One has to wonder just how serious McIlroy’s back injury really is considering the black cloud of negativity that hovered over the young Ulsterman’s Titleist cap as he trooped off the 18th yesterday.

While he insists that the bone injury is nearly 100 percent healed, his psyche is most certainly damaged after every weakness in his game was relentlessly exposed by Augusta National this week.

“I am just not myself at the moment and this is the sort of golf course that makes your mistakes look even worse when you are slightly off,” McIlroy confessed. “But I just didn’t play well. I am disappointed but I have a couple of weeks now to work on it and try and get it back. I played the par fives poorly this week and it’s just not all there so I need a bit of time to get it back on track.

“I don’t know what is going on. I just need to take a bit of a break and come back with a refreshed attitude. I am getting frustrated very easily and getting down on myself and I just think that I need to go home and get my head sorted.”

He added: ““I have felt this down before – probably the summer of 2008 but all it takes is one good week and you can be back up there. 

“Sometimes I just think I need to get back to the way I was when I was a kid, just going out there and whacking it, finding it and whacking it again. Sometimes your head can get a bit muddled up with a lot things – I just have to enjoy it again.”

McIlroy is scheduled to play I am supposed to play Quail Hollow in three weeks time but now appears keen to take six weeks off before returning at the BMW PGA Championship.

“I might need a bit more time to let this injury clear up and clear my head and maybe come back at Wentworth,” he said. “We will see what happens. 

“The back is okay – I can still feel it but if I rest it then it will be fine. I just need to go home for a while and see what I need to do for the rest of the season to get better.

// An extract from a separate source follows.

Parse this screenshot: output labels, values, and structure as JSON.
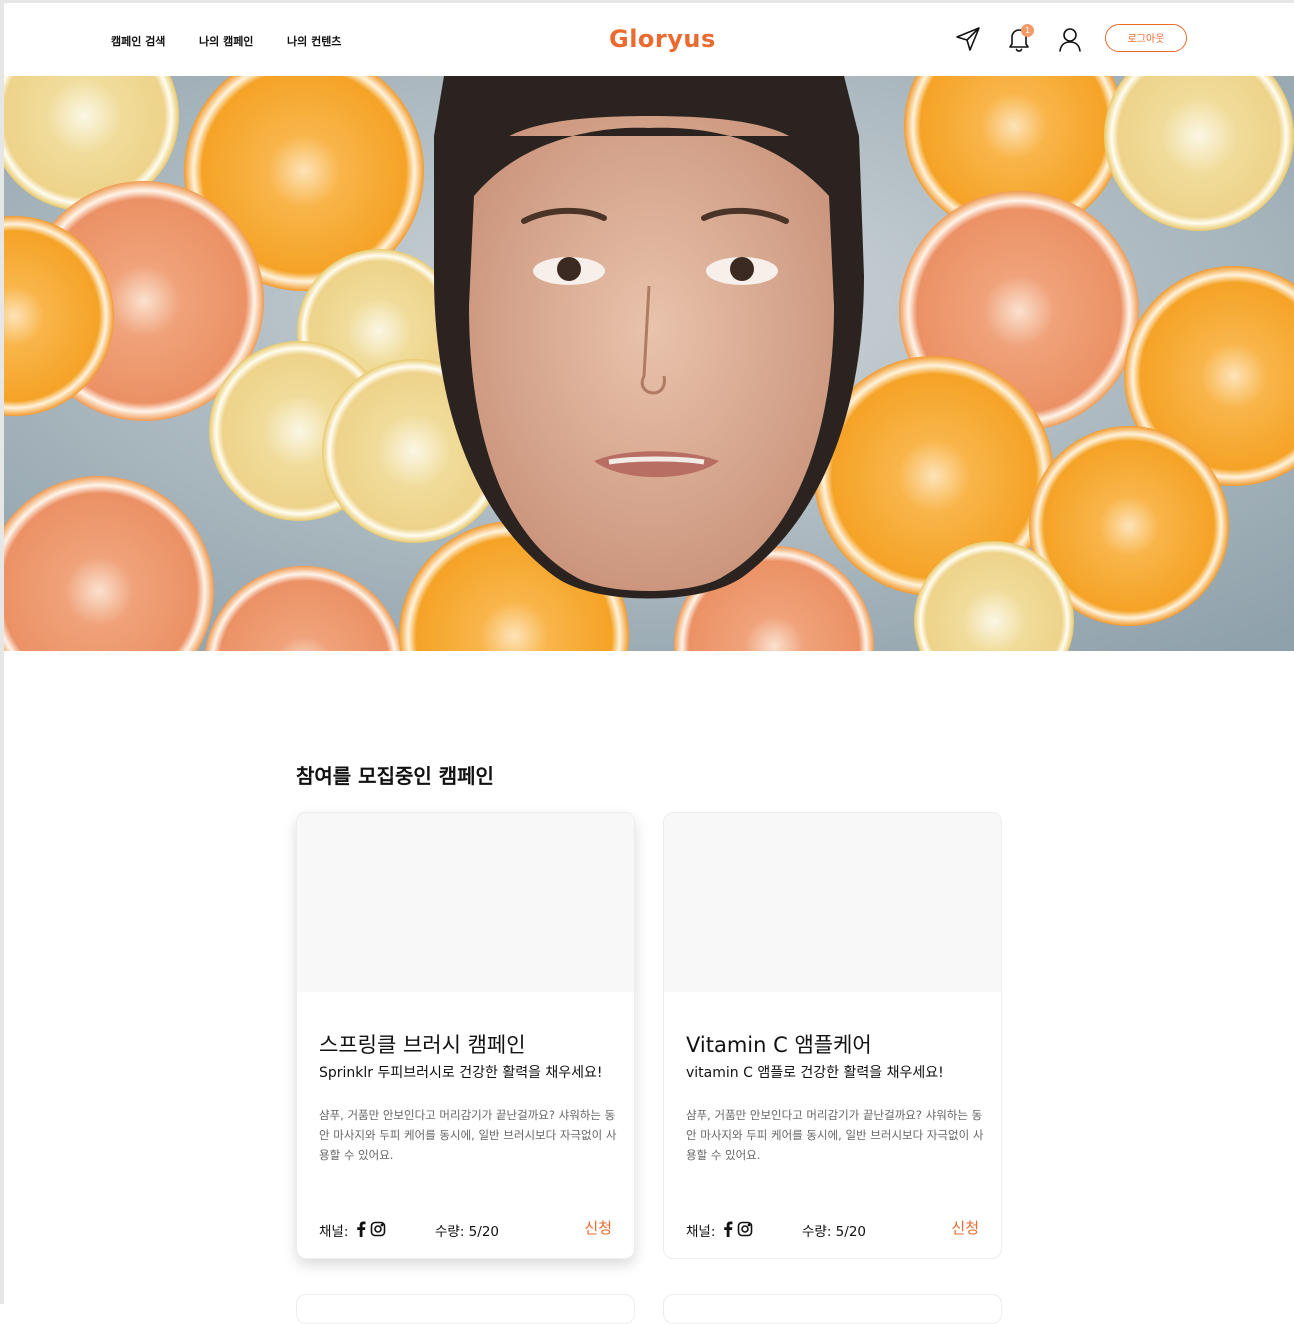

“I just think the whole game is getting to me at the moment. I am just not enjoying myself. I think I just need to go home for a few weeks and try and sort my head out. 

McIlroy is now in danger of losing the PGA Tour card he took out this season. He must play 15 events and finish inside the top 125 in the money list but he was already 127th starting the week and he has is now likely to drop further.

“It might be a struggle to keep the US Tour card but I am not concerned about that at the moment,” he said. “I just need to get back into decent shape. I don’t think this is due to the expectation on me – I have done all of these great things myself so a lot of that expectation is from myself. 

“Maybe I just need to sit down and tell myself that I am only 20 years old and that things are actually going well for me, but I do expect better from myself and it has been a disappointing few months.”

Harrington added a 75 to his opening 74 as Augusta National punished him for chasing a score.

Bogeys at the fourth and eighth forced him to attack and his hopes all but ended when he double bogey the 10th, where he tried to manufacture a banana style escape from trees on the right but went further right and ended up needing a penalty drop.

The resultant six left him all but out for the count but he still managed to flirt with the cut line. He brilliantly birdied the 12th and 13th, firing an eight iron to six inches at the par three and a six iron to two feet at the par five.

But the triple major winner failed to convert birdie chances at the 15th or 16th and he bogeyed the last to miss the cut for the first time at Augusta since 2005.

“I didn’t play very well yesterday and did well to shot the score and it was kind of the opposite today – I played well and didn’t score,” Harrington said. “It was tough today, the pins were very tough and I got on to the back foot and tried to go after them. 

“I never had the luxury of making mistakes today and a couple of holes got away from me. It is a bad time to play like that given the week that it is. 

“I did play better today but I had a few situations today when the wind changed on me and things like that and when you are in that situation then those shots are very precious.”

Harrington’s poor week did not come as a total surprise to him after his weekend struggles in the Shell Houston Open last week.

“I hit a couple of errant shots early on yesterday and lost a bit of confidence and was on the back foot after that,” he added, explaining that he might stay on in Augusta to practice. “I am very happy where things are at, it just didn’t go for me this week.

“I wouldn’t say that I was surprised by the way things went for me this week – I played a bit like that last week and lost a bit of confidence in my game last week and then when that happened again at the start of this week then it set me back and the confidence just wasn’t there.

“I had a few chances today that I didn’t take and when those things happen, especially when you need to take those chances, then it cuts into you.”